I've been quoting Lolita (as well as Don Juan, Man and Superman, Pygmalion, Tom Jones, and various Mark Twain's witticisms) for a while now; some people might be annoyed by this, but I don't care anymore, for reasons that should be obvious to some people here):
From Lolita by Vladimir Nabokov:
She sat right in the focus of my incandescent anger. The fog of all lust had been swept away leaving nothing but this dreadful lucidity. Oh, she had changed! Her complexion was now that of any vulgar untidy highschool girl who applies shared cosmetics with grubby fingers to an unwashed face and does not mind what soiled texture, what pustulate epidermis comes in contact with her skin. Its smooth tender bloom had been so lovely in former days, so bright with tears, when I used to roll, in play, her tousled head on my knee. A coarse flush had now replaced that innocent fluorescence. What was locally known as a "rabbit cold" had painted with flaming pink the edges of her contemptuous nostrils. As in terror I lowered my gaze, it mechanically slid along the underside of her tensely stretched bare thigh—how polished and muscular her legs had grown!
The way it's dashingly described, the condition is instantly recognizable in the sentence (let's give the author that, he is an artist, not just a linguist).
But. Is there a more common term for it?
"Locally known" would mean New England, or, to be more precise, Massachusetts, where the novel's "Beardsley School for Girls" is located, according to some reputable sources, including, but not limited to, the fellow who authored The Annotated Lolita (a volume that includes the novel's text and an index and comments whose length exceeds that of the novel).

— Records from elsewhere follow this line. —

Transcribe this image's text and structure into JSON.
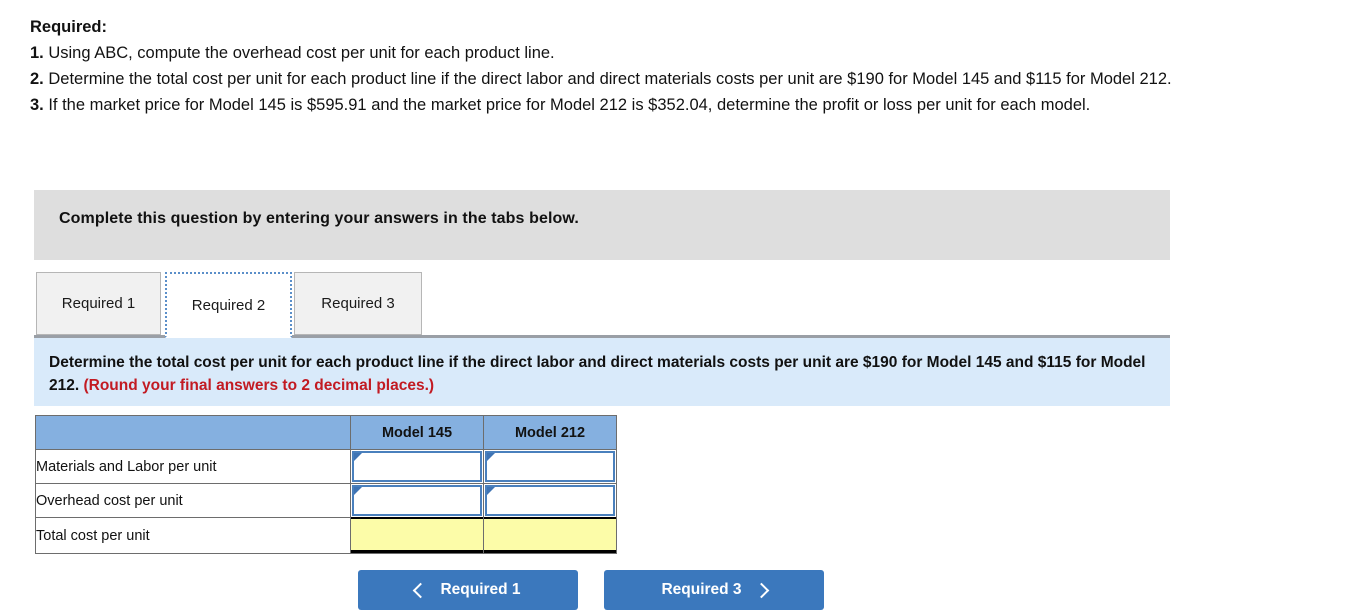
{
  "prompt": {
    "title": "Required:",
    "items": [
      {
        "num": "1.",
        "text": " Using ABC, compute the overhead cost per unit for each product line."
      },
      {
        "num": "2.",
        "text": " Determine the total cost per unit for each product line if the direct labor and direct materials costs per unit are $190 for Model 145 and $115 for Model 212."
      },
      {
        "num": "3.",
        "text": " If the market price for Model 145 is $595.91 and the market price for Model 212 is $352.04, determine the profit or loss per unit for each model."
      }
    ]
  },
  "complete_bar": {
    "text": "Complete this question by entering your answers in the tabs below."
  },
  "tabs": [
    {
      "label": "Required 1",
      "active": false
    },
    {
      "label": "Required 2",
      "active": true
    },
    {
      "label": "Required 3",
      "active": false
    }
  ],
  "instruction": {
    "main": "Determine the total cost per unit for each product line if the direct labor and direct materials costs per unit are $190 for Model 145 and $115 for Model 212.",
    "round_note": "(Round your final answers to 2 decimal places.)"
  },
  "table": {
    "blank_header": "",
    "columns": [
      "Model 145",
      "Model 212"
    ],
    "rows": [
      {
        "label": "Materials and Labor per unit",
        "type": "input",
        "values": [
          "",
          ""
        ]
      },
      {
        "label": "Overhead cost per unit",
        "type": "input",
        "values": [
          "",
          ""
        ]
      },
      {
        "label": "Total cost per unit",
        "type": "total",
        "values": [
          "",
          ""
        ]
      }
    ]
  },
  "nav": {
    "prev_label": "Required 1",
    "next_label": "Required 3",
    "prev_icon": "chevron-left-icon",
    "next_icon": "chevron-right-icon"
  },
  "colors": {
    "header_blue": "#85b0e0",
    "banner_blue": "#d9eafa",
    "grey_bar": "#dedede",
    "total_yellow": "#fcfca8",
    "button_blue": "#3b78bd",
    "round_red": "#c21a22",
    "input_border": "#4a80bd"
  }
}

A bright gal published an essay on the web in which she claimed she had definitely gone to the school that is described in the novel. The essay includes this photo:
In the French translation of the novel the "rabbit cold" is referred to as "le rhume des lapins" (courtesy of @Graffito): word-for-word, and just as puzzling as the original. The Russian translation of the same novel (penned by Nabokov himself) has it as "кроличья простуда", which, I'm told, is the exact same thing, and a quick google search on it turns up the exact same useless slew of references to sick rabbits and various methods of treating them as the original.